Dave, this is a pure fan note. You bring utterly unique stuff to this site--you help make the whole place unique--just keep on keeping up the good work.  Besides the enjoyment of your acutely drawn snapshots of the country you're riding through, the big picture is never out of your grasp.  

And sure, I admit, there's also a strong element of the armchair traveler involved. This might be especially true of a certain class of male reader, in a sedentary job, on the coasts...

(You have to double clutch every time? You're telling us it's an unsynchronized gear box? Damn...) 
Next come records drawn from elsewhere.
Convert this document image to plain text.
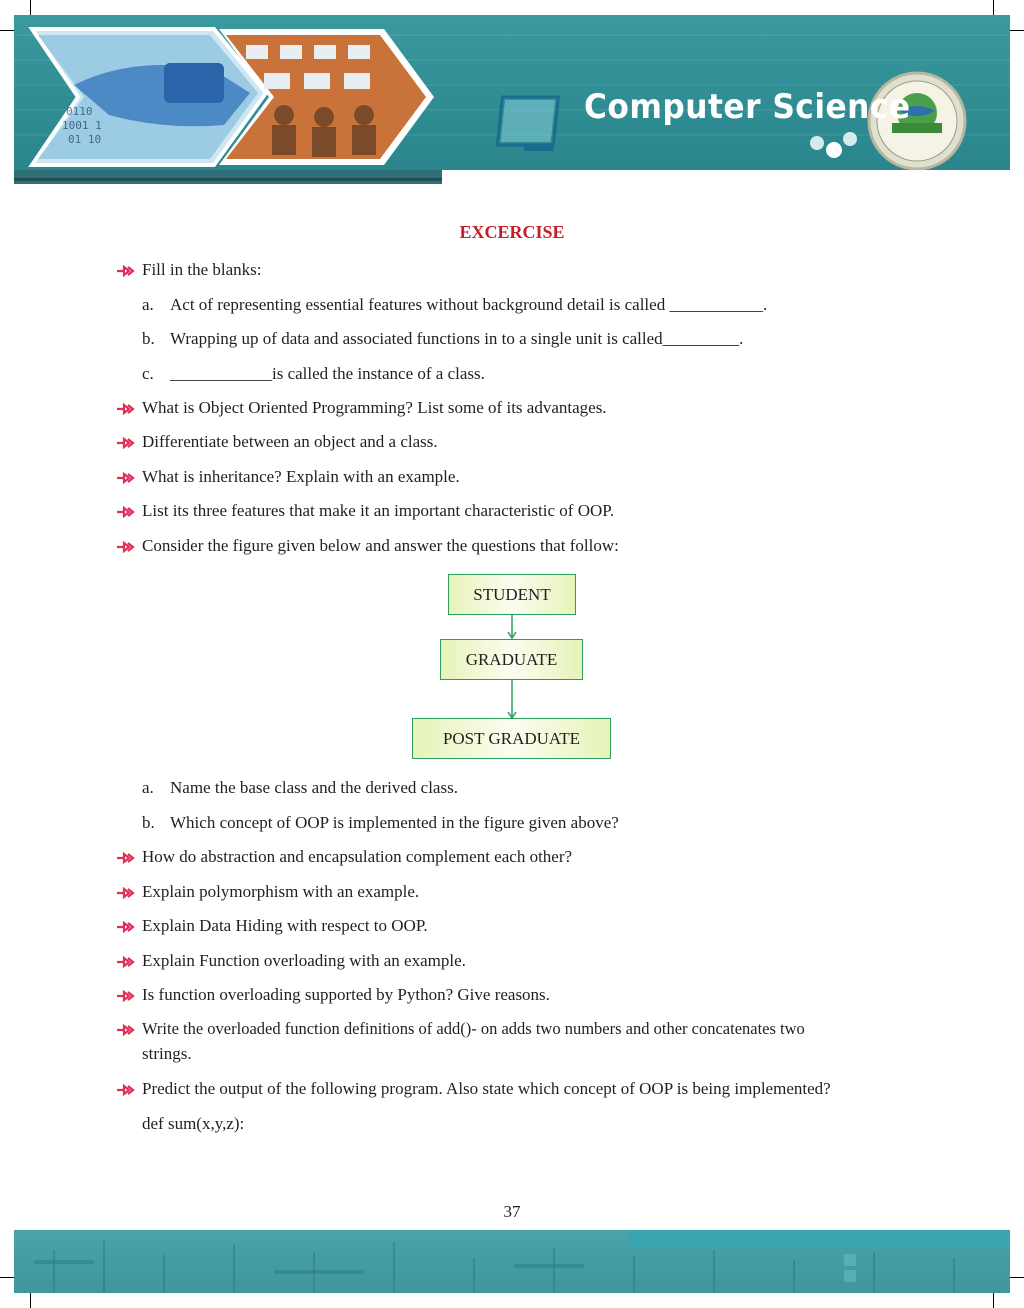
0110
1001 1
01 10
Computer Science
EXCERCISE
Fill in the blanks:
a. Act of representing essential features without background detail is called ___________.
b. Wrapping up of data and associated functions in to a single unit is called_________.
c. ____________is called the instance of a class.
What is Object Oriented Programming? List some of its advantages.
Differentiate between an object and a class.
What is inheritance? Explain with an example.
List its three features that make it an important characteristic of OOP.
Consider the figure given below and answer the questions that follow:
STUDENT
GRADUATE
POST GRADUATE
a. Name the base class and the derived class.
b. Which concept of OOP is implemented in the figure given above?
How do abstraction and encapsulation complement each other?
Explain polymorphism with an example.
Explain Data Hiding with respect to OOP.
Explain Function overloading with an example.
Is function overloading supported by Python? Give reasons.
Write the overloaded function definitions of add()- on adds two numbers and other concatenates two
strings.
Predict the output of the following program. Also state which concept of OOP is being implemented?
def sum(x,y,z):
37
It's claimed/rumored that Steven Spielberg personally sketched the poster image of his 1977 "Close Encounters of the Third Kind"--for fellow Ricochet'ers of a certain age, it showed a tantalizing, beckoning glow just down the American highway, just over the next hill.  As an east coast kid, it was a perfectly evocative image of that vast country out there beyond the George Washington Bridge.  That tantalizing, beckoning glow is what you've been giving us here.  

~Paules
Joined
Jun '10
~Paules

 I've got to stick up for my adopted state of New Mexico even though Dave's description is tongue in cheek.  I've been around the world, too, and seen a lot of strange things, but New Mexico is unique.  It's as if Mother Nature stripped the place, leaving the bare essentials open for closer inspection.  This is as true for culture as it is for the landscapes.

Not many people know that the region was the first place north of the Rio Grande colonized by Europeans, but the last to be civilized.  The Spanish empire finally petered out in the foothills of the Sangre de Cristos where western civilization was forced to amalgamate with the Stone Age culture of the indigenous people.  And then the hybrid culture got stuck in a time warp for the better part of 200 years.  The mud huts along I-40 have a long pedigree.  It takes a newcomer at least a decade to penetrate the surface to find the treasures beneath.  History reveals itself grudgingly, not unlike the clay that barely supported crops for the indigenous people.  It still fascinates me in its own Spartan way.


Joined
Aug '10
Brad

Dave I truly enjoy your writing and tales from the road.  I have always enjoyed driving and have often thought the best way to see the country, maybe all of North America, would be to drive, stopping wherever I felt like stopping and driving when I felt like it.   

Peter Robinson
Gary McVey: Dave, this is a pure fan note. You bring utterly unique stuff to this site--you help make the whole place unique--just keep on keeping up the good work.  Besides the enjoyment of your acutely drawn snapshots of the country you're.   · Jan 17 at 1:09am

Gary beat me to it.

Dave Carter
Gary McVey: It's claimed/rumored that Steven Spielberg personally sketched the poster image of his 1977 "Close Encounters of the Third Kind"--for fellow Ricochet'ers of a certain age, it showed a tantalizing, beckoning glow just down the American highway, just over the next hill.  As an east coast kid, it was a perfectly evocative image of that vast country out there beyond the George Washington Bridge.  That tantalizing, beckoning glow is what you've been giving us here.   · Jan 17 at 1:09am

The tantalizing, beckoning glow, Gary, is nothing more than the lights of a distant rest area calling to me after a large gulp of high octane coffee.  Or, if you're looking over the GWB, it's a likely fire in Jersey. 

Seriously though, thank you for the kind comments, Sir.  I'm gratified that you enjoy the observations.  

Dave Carter
Brad: Dave I truly enjoy your writing and tales from the road.  I have always enjoyed driving and have often thought the best way to see the country, maybe all of North America, would be to drive, stopping wherever I felt like stopping and driving when I felt like it.    · Jan 17 at 6:16am

Thanks Brad!  I'd like to try that too sometime.  The company I drive for has other priorities, however, so I sneak in the sight seeing when I can.